- Genre: Music, Children's television
- Created by: Muriel Young
- Directed by: Dave Warwick Nicholas Ferguson Eugene Ferguson
- Starring: Roy North Linda Fletcher Megg Nichol 'Ollie Beak' Mike Moran
- Country of origin: United Kingdom
- Original language: English
- No. of series: 7
- No. of episodes: 87

Production
- Producer: Muriel Young
- Production locations: Granada Studios, Manchester, England, UK
- Running time: 25 minutes
- Production company: Granada Television

Original release
- Network: ITV
- Release: 6 April 1977 – 22 December 1981

Related
- Lift Off with Ayshea Shang-A-Lang

= Get It Together (British TV series) =

British children's TV series (1977–1981)

Get It Together is a British children's television series, produced by Granada Television for the UK ITV network between 6 April 1977 and 22 December 1981. The series followed an almost identical format to the earlier Lift Off with Ayshea, also created by series producer Muriel Young.

The series was presented by former 'straight man' to Basil Brush, Roy North, initially with Linda Fletcher, who won New Faces on 27th November, 1976 with 111 points, making her the 3rd highest female singer scorer over the entire New Faces series. When Linda decided to leave the programme after series 5, Megg Nicol and Ollie Beak took over for series 6 & 7. Megg made her debut presenting with Mike Read, in Yorkshire TV's Pop Quest. Whereas Lift Off had been originally designed to showcase viewer's pop music requests by guest artists, Get It Together relied more on the presenters and resident band and singers. Mike Moran was the show's musical director, leading the studio band on camera, with singers including Val Stokes, Lynn Garner, Victy Silva and Kim Goody.

According to the BFI database, the first show was televised on 6 April 1977 and the last on 22 December 1981. It is possible that the first transmission was in fact earlier. One of the first guests on the series were that year's British representatives in the Eurovision Song Contest Lynsey de Paul & Mike Moran, but that episode is not listed in the BFI credits.

According to BFI, Series 1 ran from 6 April – 6 July 1977, consisting of 13 episodes.

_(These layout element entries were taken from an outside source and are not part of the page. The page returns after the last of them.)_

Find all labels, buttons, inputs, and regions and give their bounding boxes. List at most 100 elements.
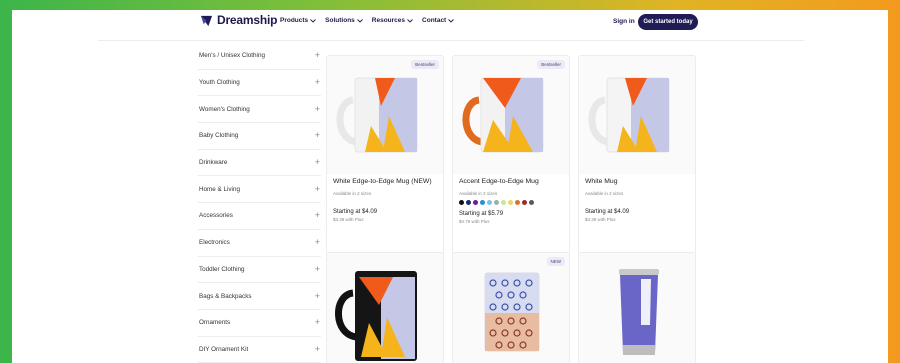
color-swatch[interactable] — [473, 200, 478, 205]
sidebar-item-label: Toddler Clothing — [199, 265, 245, 273]
sidebar-item-home-living[interactable]: Home & Living + — [198, 176, 321, 204]
product-price: Starting at $4.09 — [333, 209, 378, 215]
product-image[interactable] — [579, 56, 695, 174]
product-image[interactable]: NEW — [453, 253, 569, 363]
plus-icon[interactable]: + — [315, 184, 320, 194]
sidebar-item-accessories[interactable]: Accessories + — [198, 203, 321, 230]
sidebar-item-mens-unisex-clothing[interactable]: Men's / Unisex Clothing + — [198, 43, 321, 70]
signin-link[interactable]: Sign in — [613, 18, 635, 25]
nav-label: Contact — [422, 17, 447, 24]
site-header: Dreamship Products Solutions Resources C… — [12, 10, 888, 40]
nav-label: Products — [280, 17, 309, 24]
main-nav: Products Solutions Resources Contact — [280, 17, 455, 24]
color-swatch[interactable] — [508, 200, 513, 205]
white-edge-mug-image — [336, 77, 418, 153]
product-card[interactable]: Bestseller Accent Edge-to-Edge Mug Avail… — [452, 55, 570, 255]
plus-icon[interactable]: + — [315, 158, 320, 167]
sidebar-item-ornaments[interactable]: Ornaments + — [198, 310, 321, 337]
white-mug-image — [588, 77, 670, 153]
sidebar-item-baby-clothing[interactable]: Baby Clothing + — [198, 123, 321, 150]
product-card[interactable]: Bestseller White Edge-to-Edge Mug (NEW) … — [326, 55, 444, 255]
plus-icon[interactable]: + — [315, 318, 320, 327]
product-price: Starting at $5.79 — [459, 211, 504, 217]
product-plus-price: $3.39 with Plus — [585, 217, 616, 222]
color-swatch[interactable] — [501, 200, 506, 205]
product-card[interactable] — [578, 252, 696, 363]
product-image[interactable]: Bestseller — [453, 56, 569, 174]
sidebar-item-label: Accessories — [199, 212, 233, 220]
product-image[interactable]: Bestseller — [327, 56, 443, 174]
sidebar-item-label: Electronics — [199, 239, 230, 247]
sidebar-item-toddler-clothing[interactable]: Toddler Clothing + — [198, 257, 321, 284]
color-swatch[interactable] — [494, 200, 499, 205]
category-sidebar: Men's / Unisex Clothing + Youth Clothing +… — [198, 43, 321, 363]
product-image[interactable] — [327, 253, 443, 363]
chevron-down-icon — [310, 18, 316, 23]
product-title[interactable]: White Edge-to-Edge Mug (NEW) — [333, 178, 437, 185]
nav-contact[interactable]: Contact — [422, 17, 455, 24]
chevron-down-icon — [448, 18, 455, 23]
plus-icon[interactable]: + — [315, 131, 320, 140]
nav-resources[interactable]: Resources — [372, 17, 413, 24]
glass-tumbler-image — [484, 272, 540, 352]
brand-name: Dreamship — [217, 13, 278, 27]
plus-icon[interactable]: + — [315, 264, 320, 274]
nav-label: Resources — [371, 17, 406, 24]
color-swatch[interactable] — [480, 200, 485, 205]
color-swatch[interactable] — [459, 200, 464, 205]
sidebar-item-label: Women's Clothing — [199, 105, 250, 113]
sidebar-item-drinkware[interactable]: Drinkware + — [198, 150, 321, 177]
color-swatches — [459, 200, 563, 205]
sidebar-item-label: Bags & Backpacks — [199, 292, 252, 300]
nav-products[interactable]: Products — [280, 17, 316, 24]
sidebar-item-womens-clothing[interactable]: Women's Clothing + — [198, 96, 321, 124]
product-price: Starting at $4.09 — [585, 209, 630, 215]
sidebar-item-bags-backpacks[interactable]: Bags & Backpacks + — [198, 283, 321, 310]
color-swatch[interactable] — [466, 200, 471, 205]
plus-icon[interactable]: + — [315, 238, 320, 247]
color-swatch[interactable] — [515, 200, 520, 205]
product-plus-price: $3.39 with Plus — [333, 217, 364, 222]
plus-icon[interactable]: + — [315, 104, 320, 114]
sidebar-item-label: Home & Living — [199, 185, 240, 193]
new-badge: NEW — [546, 257, 565, 266]
page: Dreamship Products Solutions Resources C… — [12, 10, 888, 363]
sidebar-item-diy-ornament-kit[interactable]: DIY Ornament Kit + — [198, 337, 321, 363]
sidebar-item-label: Men's / Unisex Clothing — [199, 52, 265, 60]
sidebar-item-youth-clothing[interactable]: Youth Clothing + — [198, 70, 321, 97]
nav-solutions[interactable]: Solutions — [325, 17, 363, 24]
product-sizes: Available in 2 sizes — [585, 191, 624, 196]
color-swatch[interactable] — [522, 200, 527, 205]
sidebar-item-electronics[interactable]: Electronics + — [198, 230, 321, 257]
black-mug-image — [335, 271, 417, 361]
sidebar-item-label: Ornaments — [199, 319, 231, 327]
product-card[interactable]: NEW — [452, 252, 570, 363]
product-title[interactable]: Accent Edge-to-Edge Mug — [459, 178, 563, 185]
chevron-down-icon — [356, 18, 363, 23]
bestseller-badge: Bestseller — [411, 60, 439, 69]
product-image[interactable] — [579, 253, 695, 363]
product-card[interactable]: White Mug Available in 2 sizes Starting … — [578, 55, 696, 255]
plus-icon[interactable]: + — [315, 211, 320, 220]
logo[interactable]: Dreamship — [200, 13, 277, 27]
plus-icon[interactable]: + — [315, 51, 320, 60]
product-plus-price: $4.79 with Plus — [459, 219, 490, 224]
sidebar-item-label: Baby Clothing — [199, 132, 239, 140]
accent-edge-mug-image — [462, 77, 544, 153]
product-card[interactable] — [326, 252, 444, 363]
sidebar-item-label: DIY Ornament Kit — [199, 345, 249, 353]
product-sizes: Available in 2 sizes — [459, 191, 498, 196]
plus-icon[interactable]: + — [315, 78, 320, 87]
bestseller-badge: Bestseller — [537, 60, 565, 69]
product-title[interactable]: White Mug — [585, 178, 689, 185]
dreamship-logo-icon — [200, 15, 213, 26]
plus-icon[interactable]: + — [315, 291, 320, 301]
plus-icon[interactable]: + — [315, 344, 320, 354]
color-swatch[interactable] — [487, 200, 492, 205]
get-started-button[interactable]: Get started today — [638, 14, 698, 30]
color-swatch[interactable] — [529, 200, 534, 205]
chevron-down-icon — [407, 18, 413, 23]
header-divider — [98, 40, 804, 41]
sidebar-item-label: Youth Clothing — [199, 79, 240, 87]
product-sizes: Available in 2 sizes — [333, 191, 372, 196]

The show then returned later that year for a Christmas special on 27 December, entitled Get It Together with The Bay City Rollers.

Series 2 ran from 10 January – 21 March 1978, featuring 12 shows.

Series 3 ran from 19 September – 19 December 1978, followed by a Christmas Special on 26 December, for a total of 15 shows.

Series 4 ran from 10 April – 15 May 1979, for just 6 episodes.

Series 5 ran from 27 November 1979 – 6 March 1980, including the Get It Together Christmas Bonanza on 26 December 1979, for a run of 13 shows.

Series 6 ran from 23 September – 23 December 1980, featuring 14 shows, with Megg Nicol replacing Linda Fletcher as co-presenter to North.

The final series 7, ran from 1 September – 22 December 1981, featuring 17 shows.

Guests that featured throughout the series run included: the Bay City Rollers, Squeeze, U2, Sally Oldfield, Chas & Dave, Showaddywaddy, Berni Flint, The Glitter Band, Billy Ocean, Shakin' Stevens, T.Rex, Sad Café, Mink DeVille, Steve Gibbons Band, Eddie and the Hot Rods, Strawbs, The Real Thing, Lynsey de Paul & Rocky Sharpe and the Replays, Slade and The Vapors.